A new report claims that post-conflict harmony in Sri Lanka is undermined by military occupation in north and east, combined with land grabs that have marginalised Tamil people.
The report, published by the US based thinktank the Oakland Institute and entitled “The Long Shadow of War: The Struggle for Justice in Postwar Sri Lanka”, finds little meaningful evidence of reconciliation after the 26-year-long conflict between the majority Sinhalese government and Tamil separatists finally ended in 2009 with the defeat of the Tamils.
It says hopes of peaceful coexistence are being thwarted by the enduring displacement of Tamils, the appropriation of their land by the military, the new government’s refusal to take the country off its war footing, and the delay in investigating allegations of war crimes committed by both state forces and the Tamil Tigers.
The report also describes the Sinhalese army’s ongoing occupation of what the government terms “high security zones” in the north and east of the country. The report estimates that in 2014, there were at least 160,000 almost entirely Sinhalese soldiers stationed in the north, which means that there is one soldier for every six civilians, as the area’s population stands at a little more than 1 million people.
The report argues that the military occupation has long ceased to be about ensuring security.
“The army has expanded non-military activities and is engaged in large-scale property development, construction projects, and business ventures such as travel agencies, farming, holiday resorts, restaurants, and innumerable cafes that dot the highways in the northern and eastern provinces,” it says. “The army officially runs luxury resorts and golf courses that have been erected on land seized from now–internally displaced peoples.”
It says tourists can book holidays at luxury beach resorts by calling numbers at the ministry of defence, adding: “These resorts and businesses are located on lands that were previously home to the local Tamil population, who were displaced by the war. They see no sign of return, despite numerous demands and petitions.”
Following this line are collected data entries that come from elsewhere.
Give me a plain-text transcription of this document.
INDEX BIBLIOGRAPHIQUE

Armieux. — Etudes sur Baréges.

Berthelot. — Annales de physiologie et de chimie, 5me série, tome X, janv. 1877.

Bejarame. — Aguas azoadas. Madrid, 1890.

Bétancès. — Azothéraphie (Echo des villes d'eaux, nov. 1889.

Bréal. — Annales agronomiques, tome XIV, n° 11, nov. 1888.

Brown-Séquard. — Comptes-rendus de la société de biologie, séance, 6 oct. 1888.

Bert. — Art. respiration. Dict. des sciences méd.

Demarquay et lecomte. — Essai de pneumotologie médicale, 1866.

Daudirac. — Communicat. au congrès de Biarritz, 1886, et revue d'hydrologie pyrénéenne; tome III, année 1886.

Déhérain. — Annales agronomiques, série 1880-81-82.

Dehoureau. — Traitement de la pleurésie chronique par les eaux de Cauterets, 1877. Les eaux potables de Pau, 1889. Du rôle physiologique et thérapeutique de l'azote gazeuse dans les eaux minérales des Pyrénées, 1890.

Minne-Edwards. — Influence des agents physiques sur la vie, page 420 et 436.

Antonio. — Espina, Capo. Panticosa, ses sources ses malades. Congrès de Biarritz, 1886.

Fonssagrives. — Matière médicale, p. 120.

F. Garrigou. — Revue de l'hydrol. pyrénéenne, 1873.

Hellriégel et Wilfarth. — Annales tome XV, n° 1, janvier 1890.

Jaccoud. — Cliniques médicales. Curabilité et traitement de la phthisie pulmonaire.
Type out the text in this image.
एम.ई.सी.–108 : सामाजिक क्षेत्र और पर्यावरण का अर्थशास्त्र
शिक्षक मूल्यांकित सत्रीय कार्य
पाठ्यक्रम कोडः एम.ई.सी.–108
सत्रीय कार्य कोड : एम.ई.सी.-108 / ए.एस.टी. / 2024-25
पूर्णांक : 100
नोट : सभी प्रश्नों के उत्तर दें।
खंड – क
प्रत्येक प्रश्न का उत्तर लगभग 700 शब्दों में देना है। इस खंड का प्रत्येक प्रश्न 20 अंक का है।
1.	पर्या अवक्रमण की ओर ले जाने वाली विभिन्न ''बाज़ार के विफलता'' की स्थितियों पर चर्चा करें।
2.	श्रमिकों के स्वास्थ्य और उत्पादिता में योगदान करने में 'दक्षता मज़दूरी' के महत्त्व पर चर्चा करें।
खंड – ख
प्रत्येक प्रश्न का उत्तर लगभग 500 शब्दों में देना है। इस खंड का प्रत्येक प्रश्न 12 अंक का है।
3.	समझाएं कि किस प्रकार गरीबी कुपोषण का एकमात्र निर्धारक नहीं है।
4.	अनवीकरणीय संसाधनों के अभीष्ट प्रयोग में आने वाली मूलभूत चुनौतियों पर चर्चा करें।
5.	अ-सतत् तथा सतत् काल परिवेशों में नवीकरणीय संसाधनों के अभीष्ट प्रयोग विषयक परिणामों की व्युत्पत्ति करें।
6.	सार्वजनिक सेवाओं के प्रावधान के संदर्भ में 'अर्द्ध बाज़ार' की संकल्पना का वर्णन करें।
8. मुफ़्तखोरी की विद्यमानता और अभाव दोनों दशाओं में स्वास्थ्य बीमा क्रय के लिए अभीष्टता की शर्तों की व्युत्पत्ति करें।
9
Despite the optimism that greeted Maithripala Sirisena’s surprise victory over Mahinda Rajapaksa in January’s presidential election, the report says the new administration has shown little sign so far of abandoning the battlefield mentality that was the hallmark of Rajapaksa’s regime. In February, President Sirisena extended an order made by his predecessor that transferred police powers to the armed forces.
The Sri Lanka High Commission in London rejected several of the report’s assertions, saying the Oakland Institute had overestimated both the number of troops in the northern province and the extent of the military’s property development programme.
It said the number of soldiers deployed in the north was “much less” than 160,000, adding that troops were deployed in different provinces of Sri Lanka according to local security assessments.